Sociedade | 17-02-2026 12:00
Concurso para torres de vigilância em Vale de Judeus volta a ficar deserto
foto arquivo
O reforço da segurança no estabelecimento prisional, anunciado após a fuga de cinco reclusos em 2024, continua sem avançar no terreno, enquanto a tutela prepara novo procedimento concursal.
O concurso público para a construção de duas torres de vigilância no Estabelecimento Prisional de Vale de Judeus, no valor de 495 mil euros, ficou deserto pela segunda vez, informou hoje a Direcção-Geral de Reinserção e dos Serviços Prisionais (DGRSP).
Em resposta escrita enviada à Lusa, a DGRSP adiantou que, face à ausência de propostas no procedimento que terminou a 04 de Fevereiro, está a trabalhar “no lançamento de novo procedimento concursal”.
O primeiro concurso, lançado em Outubro de 2025, também não registou qualquer candidatura. Nessa altura, o director-geral de Reinserção e dos Serviços Prisionais, Orlando Carvalho, admitiu, em entrevista à Lusa no início de Fevereiro, que o preço base então fixado, cerca de 418 mil euros, poderia ser insuficiente para atrair interessados.
“Com o preço base que tinha sido definido, não apareceram interessados em executar a obra”, afirmou o responsável, referindo-se à intervenção anunciada há cerca de um ano pelo Ministério da Justiça, integrada num conjunto de medidas de reforço da segurança.
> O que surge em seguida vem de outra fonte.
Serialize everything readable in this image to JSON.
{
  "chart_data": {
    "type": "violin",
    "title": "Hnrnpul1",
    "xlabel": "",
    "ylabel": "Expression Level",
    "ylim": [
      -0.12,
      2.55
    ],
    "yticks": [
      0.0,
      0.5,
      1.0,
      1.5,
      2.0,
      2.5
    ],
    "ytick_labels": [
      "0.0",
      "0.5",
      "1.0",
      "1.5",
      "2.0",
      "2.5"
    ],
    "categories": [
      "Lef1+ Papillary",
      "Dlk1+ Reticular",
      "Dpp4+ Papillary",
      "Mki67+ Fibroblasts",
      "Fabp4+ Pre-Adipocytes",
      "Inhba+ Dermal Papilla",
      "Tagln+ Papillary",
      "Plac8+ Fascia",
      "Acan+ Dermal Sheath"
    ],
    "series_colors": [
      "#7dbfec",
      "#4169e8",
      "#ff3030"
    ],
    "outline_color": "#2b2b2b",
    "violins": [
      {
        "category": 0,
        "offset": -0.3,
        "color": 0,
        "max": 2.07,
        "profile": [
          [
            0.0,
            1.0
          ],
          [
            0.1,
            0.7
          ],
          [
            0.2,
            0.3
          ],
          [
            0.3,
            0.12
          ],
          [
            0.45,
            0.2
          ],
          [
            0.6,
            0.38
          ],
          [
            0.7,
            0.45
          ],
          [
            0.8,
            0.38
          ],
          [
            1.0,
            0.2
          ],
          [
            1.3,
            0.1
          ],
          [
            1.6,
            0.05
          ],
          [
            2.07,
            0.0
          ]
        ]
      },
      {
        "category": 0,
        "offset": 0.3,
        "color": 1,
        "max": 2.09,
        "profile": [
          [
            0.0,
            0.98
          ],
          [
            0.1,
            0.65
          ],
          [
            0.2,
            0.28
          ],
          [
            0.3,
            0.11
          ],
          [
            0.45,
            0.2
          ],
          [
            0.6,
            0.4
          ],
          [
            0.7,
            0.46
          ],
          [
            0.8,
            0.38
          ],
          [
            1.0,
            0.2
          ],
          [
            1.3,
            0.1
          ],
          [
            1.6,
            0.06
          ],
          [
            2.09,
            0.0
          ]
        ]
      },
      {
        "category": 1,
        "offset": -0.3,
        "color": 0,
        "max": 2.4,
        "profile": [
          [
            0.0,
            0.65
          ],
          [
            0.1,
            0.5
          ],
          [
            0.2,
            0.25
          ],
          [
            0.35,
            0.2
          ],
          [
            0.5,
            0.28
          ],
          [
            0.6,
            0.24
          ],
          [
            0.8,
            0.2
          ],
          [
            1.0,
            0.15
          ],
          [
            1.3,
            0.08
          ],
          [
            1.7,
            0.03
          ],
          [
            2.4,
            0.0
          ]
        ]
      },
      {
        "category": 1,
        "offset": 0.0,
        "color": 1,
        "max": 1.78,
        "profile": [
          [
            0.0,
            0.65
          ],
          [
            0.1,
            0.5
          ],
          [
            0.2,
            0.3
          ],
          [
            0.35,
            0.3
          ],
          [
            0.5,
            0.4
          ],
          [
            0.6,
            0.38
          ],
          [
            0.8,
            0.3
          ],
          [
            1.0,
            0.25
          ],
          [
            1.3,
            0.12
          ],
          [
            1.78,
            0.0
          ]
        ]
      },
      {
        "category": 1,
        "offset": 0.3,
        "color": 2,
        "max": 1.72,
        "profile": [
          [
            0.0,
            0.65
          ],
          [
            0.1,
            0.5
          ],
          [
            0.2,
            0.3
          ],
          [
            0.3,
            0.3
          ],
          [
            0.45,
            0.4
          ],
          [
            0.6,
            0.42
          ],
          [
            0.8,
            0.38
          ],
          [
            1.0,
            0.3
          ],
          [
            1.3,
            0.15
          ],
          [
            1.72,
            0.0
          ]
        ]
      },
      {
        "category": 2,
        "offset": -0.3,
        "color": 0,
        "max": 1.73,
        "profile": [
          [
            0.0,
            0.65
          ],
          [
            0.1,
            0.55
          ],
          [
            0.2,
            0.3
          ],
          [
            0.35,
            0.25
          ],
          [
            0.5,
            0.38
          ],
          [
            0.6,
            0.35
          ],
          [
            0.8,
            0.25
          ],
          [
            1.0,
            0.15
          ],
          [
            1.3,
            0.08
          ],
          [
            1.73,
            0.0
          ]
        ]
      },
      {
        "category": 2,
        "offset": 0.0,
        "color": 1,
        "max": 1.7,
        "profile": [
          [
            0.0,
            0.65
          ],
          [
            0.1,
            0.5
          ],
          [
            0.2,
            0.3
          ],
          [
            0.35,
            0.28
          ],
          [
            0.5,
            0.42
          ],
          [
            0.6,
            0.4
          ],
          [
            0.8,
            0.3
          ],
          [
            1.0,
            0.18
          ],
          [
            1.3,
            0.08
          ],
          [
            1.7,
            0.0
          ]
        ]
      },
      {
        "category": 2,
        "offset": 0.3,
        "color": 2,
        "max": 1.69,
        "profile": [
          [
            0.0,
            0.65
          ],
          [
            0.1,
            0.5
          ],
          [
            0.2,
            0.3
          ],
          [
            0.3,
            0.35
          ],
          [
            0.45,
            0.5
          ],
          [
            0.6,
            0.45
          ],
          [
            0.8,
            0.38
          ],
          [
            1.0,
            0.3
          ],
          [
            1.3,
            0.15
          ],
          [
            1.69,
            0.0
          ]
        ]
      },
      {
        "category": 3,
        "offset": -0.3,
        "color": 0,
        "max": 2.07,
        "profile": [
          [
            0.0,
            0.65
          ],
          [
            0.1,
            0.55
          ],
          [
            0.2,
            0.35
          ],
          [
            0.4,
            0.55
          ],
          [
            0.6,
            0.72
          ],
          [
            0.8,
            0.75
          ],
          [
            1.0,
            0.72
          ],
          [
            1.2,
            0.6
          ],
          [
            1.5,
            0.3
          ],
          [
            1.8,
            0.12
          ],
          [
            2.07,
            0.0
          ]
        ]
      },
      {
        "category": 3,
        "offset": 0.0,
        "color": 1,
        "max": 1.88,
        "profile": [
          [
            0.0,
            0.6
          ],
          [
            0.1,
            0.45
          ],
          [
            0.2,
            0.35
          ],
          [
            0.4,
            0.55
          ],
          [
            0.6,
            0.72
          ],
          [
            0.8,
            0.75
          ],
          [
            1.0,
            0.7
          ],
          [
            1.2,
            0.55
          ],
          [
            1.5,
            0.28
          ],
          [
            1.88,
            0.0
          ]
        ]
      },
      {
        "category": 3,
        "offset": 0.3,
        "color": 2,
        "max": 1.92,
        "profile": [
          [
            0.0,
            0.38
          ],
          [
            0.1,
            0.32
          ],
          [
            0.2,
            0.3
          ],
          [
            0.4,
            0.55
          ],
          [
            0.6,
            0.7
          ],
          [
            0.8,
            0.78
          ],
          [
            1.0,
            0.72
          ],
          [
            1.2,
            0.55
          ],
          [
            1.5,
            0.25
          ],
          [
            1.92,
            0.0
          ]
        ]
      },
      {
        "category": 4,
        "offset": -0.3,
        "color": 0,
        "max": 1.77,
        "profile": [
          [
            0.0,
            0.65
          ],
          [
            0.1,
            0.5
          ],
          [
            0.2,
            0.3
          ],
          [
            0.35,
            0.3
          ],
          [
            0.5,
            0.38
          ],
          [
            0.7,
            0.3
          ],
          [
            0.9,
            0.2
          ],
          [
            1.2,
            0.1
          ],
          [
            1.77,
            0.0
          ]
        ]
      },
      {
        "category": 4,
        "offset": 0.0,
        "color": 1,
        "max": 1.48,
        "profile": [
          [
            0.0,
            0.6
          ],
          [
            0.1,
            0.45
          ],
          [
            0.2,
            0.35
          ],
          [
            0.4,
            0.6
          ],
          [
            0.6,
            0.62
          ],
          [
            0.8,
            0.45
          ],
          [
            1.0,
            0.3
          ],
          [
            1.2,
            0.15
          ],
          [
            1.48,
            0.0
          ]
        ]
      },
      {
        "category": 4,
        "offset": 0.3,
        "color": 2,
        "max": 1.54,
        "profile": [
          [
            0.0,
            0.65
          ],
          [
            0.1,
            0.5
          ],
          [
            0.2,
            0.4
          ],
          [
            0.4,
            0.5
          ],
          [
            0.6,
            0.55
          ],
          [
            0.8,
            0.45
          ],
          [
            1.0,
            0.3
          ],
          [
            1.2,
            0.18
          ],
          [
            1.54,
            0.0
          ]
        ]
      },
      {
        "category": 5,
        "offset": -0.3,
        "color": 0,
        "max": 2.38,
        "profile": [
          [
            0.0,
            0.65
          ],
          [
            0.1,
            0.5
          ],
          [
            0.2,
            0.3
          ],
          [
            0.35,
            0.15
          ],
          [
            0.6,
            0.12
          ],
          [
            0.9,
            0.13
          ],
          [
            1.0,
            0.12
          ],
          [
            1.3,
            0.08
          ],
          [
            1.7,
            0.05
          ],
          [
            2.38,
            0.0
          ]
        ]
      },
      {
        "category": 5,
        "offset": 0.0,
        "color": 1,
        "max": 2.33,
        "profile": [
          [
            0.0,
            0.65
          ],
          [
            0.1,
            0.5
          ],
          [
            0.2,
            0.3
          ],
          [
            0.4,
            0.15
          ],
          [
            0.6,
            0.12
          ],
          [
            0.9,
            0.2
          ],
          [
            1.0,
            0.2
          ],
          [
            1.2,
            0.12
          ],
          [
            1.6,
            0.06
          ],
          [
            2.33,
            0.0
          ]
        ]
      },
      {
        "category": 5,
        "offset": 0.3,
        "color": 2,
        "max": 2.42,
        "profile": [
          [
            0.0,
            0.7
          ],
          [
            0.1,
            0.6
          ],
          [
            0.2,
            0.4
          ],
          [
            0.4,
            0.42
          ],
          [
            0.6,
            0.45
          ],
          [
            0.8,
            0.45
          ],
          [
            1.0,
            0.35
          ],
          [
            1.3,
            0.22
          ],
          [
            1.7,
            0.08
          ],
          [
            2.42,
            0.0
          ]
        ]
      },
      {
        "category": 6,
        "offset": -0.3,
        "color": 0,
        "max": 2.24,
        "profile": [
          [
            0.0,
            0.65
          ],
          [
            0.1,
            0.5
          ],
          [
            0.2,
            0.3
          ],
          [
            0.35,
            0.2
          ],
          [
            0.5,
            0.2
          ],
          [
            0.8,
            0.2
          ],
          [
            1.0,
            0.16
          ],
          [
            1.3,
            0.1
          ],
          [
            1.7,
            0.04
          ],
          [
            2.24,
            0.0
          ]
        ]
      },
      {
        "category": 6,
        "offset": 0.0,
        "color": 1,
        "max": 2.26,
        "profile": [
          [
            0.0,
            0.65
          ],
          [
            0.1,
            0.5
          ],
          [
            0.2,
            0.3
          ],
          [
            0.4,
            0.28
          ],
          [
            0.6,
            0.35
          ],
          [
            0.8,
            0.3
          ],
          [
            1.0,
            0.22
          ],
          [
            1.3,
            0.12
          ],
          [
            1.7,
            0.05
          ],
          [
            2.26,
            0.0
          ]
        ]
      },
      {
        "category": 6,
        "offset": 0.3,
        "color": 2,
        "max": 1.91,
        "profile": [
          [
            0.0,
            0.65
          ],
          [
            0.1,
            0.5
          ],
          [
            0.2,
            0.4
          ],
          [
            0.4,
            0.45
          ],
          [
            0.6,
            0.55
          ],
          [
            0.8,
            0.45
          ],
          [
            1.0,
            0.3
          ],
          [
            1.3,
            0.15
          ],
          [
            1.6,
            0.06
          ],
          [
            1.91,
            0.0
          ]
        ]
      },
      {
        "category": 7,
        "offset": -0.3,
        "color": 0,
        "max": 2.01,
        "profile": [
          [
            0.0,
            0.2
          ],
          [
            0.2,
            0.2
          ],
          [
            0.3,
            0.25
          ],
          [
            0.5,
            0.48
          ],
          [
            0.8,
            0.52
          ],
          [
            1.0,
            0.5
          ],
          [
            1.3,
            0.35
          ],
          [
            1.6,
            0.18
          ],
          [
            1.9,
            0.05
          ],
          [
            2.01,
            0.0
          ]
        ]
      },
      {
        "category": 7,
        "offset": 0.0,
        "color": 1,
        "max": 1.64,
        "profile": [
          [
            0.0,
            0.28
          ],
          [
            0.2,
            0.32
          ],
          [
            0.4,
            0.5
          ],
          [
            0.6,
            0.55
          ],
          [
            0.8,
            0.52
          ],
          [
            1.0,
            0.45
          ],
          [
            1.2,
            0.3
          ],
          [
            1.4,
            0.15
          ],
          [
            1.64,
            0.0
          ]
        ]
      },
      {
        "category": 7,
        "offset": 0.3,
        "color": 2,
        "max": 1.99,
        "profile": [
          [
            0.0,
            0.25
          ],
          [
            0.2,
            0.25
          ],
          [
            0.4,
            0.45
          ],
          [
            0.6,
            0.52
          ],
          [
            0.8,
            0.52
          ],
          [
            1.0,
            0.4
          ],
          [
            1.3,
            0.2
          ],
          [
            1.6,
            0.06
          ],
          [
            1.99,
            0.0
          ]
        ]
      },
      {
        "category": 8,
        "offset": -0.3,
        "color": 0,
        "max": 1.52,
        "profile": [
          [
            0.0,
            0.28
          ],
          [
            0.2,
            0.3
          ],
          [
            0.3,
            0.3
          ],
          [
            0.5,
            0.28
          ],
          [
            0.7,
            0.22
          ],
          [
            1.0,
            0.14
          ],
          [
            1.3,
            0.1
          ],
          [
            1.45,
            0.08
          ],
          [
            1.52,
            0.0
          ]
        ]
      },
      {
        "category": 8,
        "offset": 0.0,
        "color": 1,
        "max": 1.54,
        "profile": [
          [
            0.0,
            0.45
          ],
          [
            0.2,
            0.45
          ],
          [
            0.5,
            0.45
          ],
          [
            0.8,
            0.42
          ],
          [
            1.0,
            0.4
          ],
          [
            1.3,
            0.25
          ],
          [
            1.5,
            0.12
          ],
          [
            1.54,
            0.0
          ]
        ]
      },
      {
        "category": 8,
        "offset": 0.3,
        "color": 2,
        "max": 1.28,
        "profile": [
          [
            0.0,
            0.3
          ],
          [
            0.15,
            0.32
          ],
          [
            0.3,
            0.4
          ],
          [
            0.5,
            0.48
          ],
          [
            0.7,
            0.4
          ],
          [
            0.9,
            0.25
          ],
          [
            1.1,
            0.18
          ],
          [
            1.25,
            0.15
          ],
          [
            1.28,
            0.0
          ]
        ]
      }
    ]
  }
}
As torres de vigilância fazem parte das respostas delineadas na sequência da fuga de cinco reclusos do estabelecimento prisional, ocorrida em Setembro de 2024, episódio que expôs fragilidades na vigilância e motivou um plano de reforço de meios.
Entre as medidas previstas está igualmente a instalação de inibidores de sinal, cujo projecto-piloto decorre precisamente em Vale de Judeus. A conclusão dos trabalhos estava inicialmente apontada para o final de Fevereiro, mas poderá sofrer atrasos.
Segundo Orlando Carvalho, “podem sempre acontecer vicissitudes, como aconteceu neste momento em que ainda vivemos, a questão do temporal, que atrasou necessariamente os trabalhos”. Ainda assim, sublinhou que a instalação “está em execução” e que “a breve trecho” deverá entrar em funcionamento.
O sistema permitirá bloquear comunicações móveis e sinais de drones no interior do perímetro prisional, mantendo, contudo, operacionais os canais institucionais, nomeadamente o telefone fixo, o Sistema Integrado de Redes de Emergência e Segurança de Portugal (SIRESP) e o sistema de rádio.
De acordo com o director-geral, o mecanismo pode ser activado ou desactivado conforme as necessidades operacionais. “O sistema pode ser ligado ou desligado em caso de necessidade. Portanto, é sempre operado dentro do estabelecimento prisional ou no centro nacional”, explicou.
Enquanto o novo concurso não é lançado e adjudicado, a construção das torres de vigilância continua por concretizar, prolongando o calendário das medidas anunciadas para reforçar a segurança numa das mais mediáticas prisões do país.